The success of deep learning in perceptual tasks is mainly due to its automation of the most time-consuming feature engineering process; hierarchical feature extractors are learned in an end-to-end fashion from data rather than manually designed. This success has been accompanied, however, by an increasing demand for architecture engineering, where increasingly more complex neural architectures are designed manually. As the search space of the network architectures and hyperparameters is huge, we employed an AutoML framework to find the best network architecture and hyper-parameters on our dataset. We examine this architecture on the whole originally labelled training and validation datset and compared to the state-of-the-art performance by Cruz-Roa et al.62 and Janowczyk et al. 10. The results show that the network architecture found by NNI (balanced accuracy = 0.87 and F-score = 79%) outperforms the best baseline by Janowczyk et al. 10 (balanced accuracy = 0.85 and F-score = 76%). It is clear that the unlabelled data can not replace the labelled data and using unlabelled data is just a supplement. Labelled data contains precise and accurate information obtained from radiologists compared to automatically labelled data, proven to improve performance.
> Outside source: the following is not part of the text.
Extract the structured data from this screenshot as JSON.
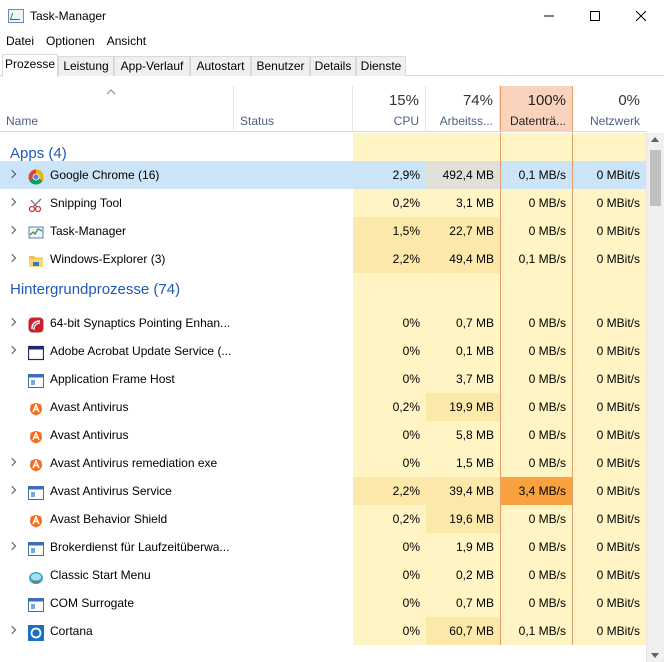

Complex machine learning models such as neural network models are hard to understand their behaviour and hence may pose a problem in their adoption in critical domains due to trust reasons. To explain the behaviour of the neural network model, we provide a global interpretability technique that explains the model based on meaningful concepts extracted from the nuclear segmentation dataset. The results show that nuclei contrast and correlation are the most important concepts to the classification of patches of breast tissue. The results align with the NHG grading system, which identifies hyperchromatism as a signal of nuclear atypia. The approach is beneficial and provides great insights when the user knows the set of concepts precisely and has enough examples for each of these concepts. The technique is quite flexible as extending the set of analyzed concepts can lead to identifying other relevant concepts. In addition, the technique is also adaptable to explain the predictions locally. One way to achieve that is by identifying the closest patches to the patch being explained and then calculating the BR scores on these batches.

Conclusion

We presented a novel interpretable semi-supervised learning approach for IDC detection that uses a small amount of labelled data and a relatively large amount of unlabelled data to train a neural network model. The results of our experimental evaluation show that the performance of the neural network model used in the proposed framework is improved when combining the unlabelled data to the originally labelled data. The proposed framework significantly tackles the challenge of deep learning models requiring a large amount of data for their training, which is not always easy to obtain, especially in the medical domain. Our labelling model utilizes synthetic images generated by DCGAN to improve the labelling performance. Our approach allows users to utilize unlabelled data in a deep learning training dataset and increase the overall performance. To build trust in the developed framework, we explain the neural network model globally using texture concepts extracted from the nuclear segmentation dataset. The main limitation of this interpretability technique is that the space for meaningful concepts to be queried is unlimited, and in some cases, it is hard to provide enough examples for each of these concepts. Another primary limitation is that querying a particular set of concepts may create a biased explanation process toward such provided concepts while failing to query the right set of concepts. One possible future direction is to extend our work and consider different interpretability techniques that can extract meaningful concepts automatically from that data. Another future direction is to expand the applications of our proposed approach to different histopathology problems and develop tools to be put in practical use to assist the pathologists with faster and more efficient diagnoses.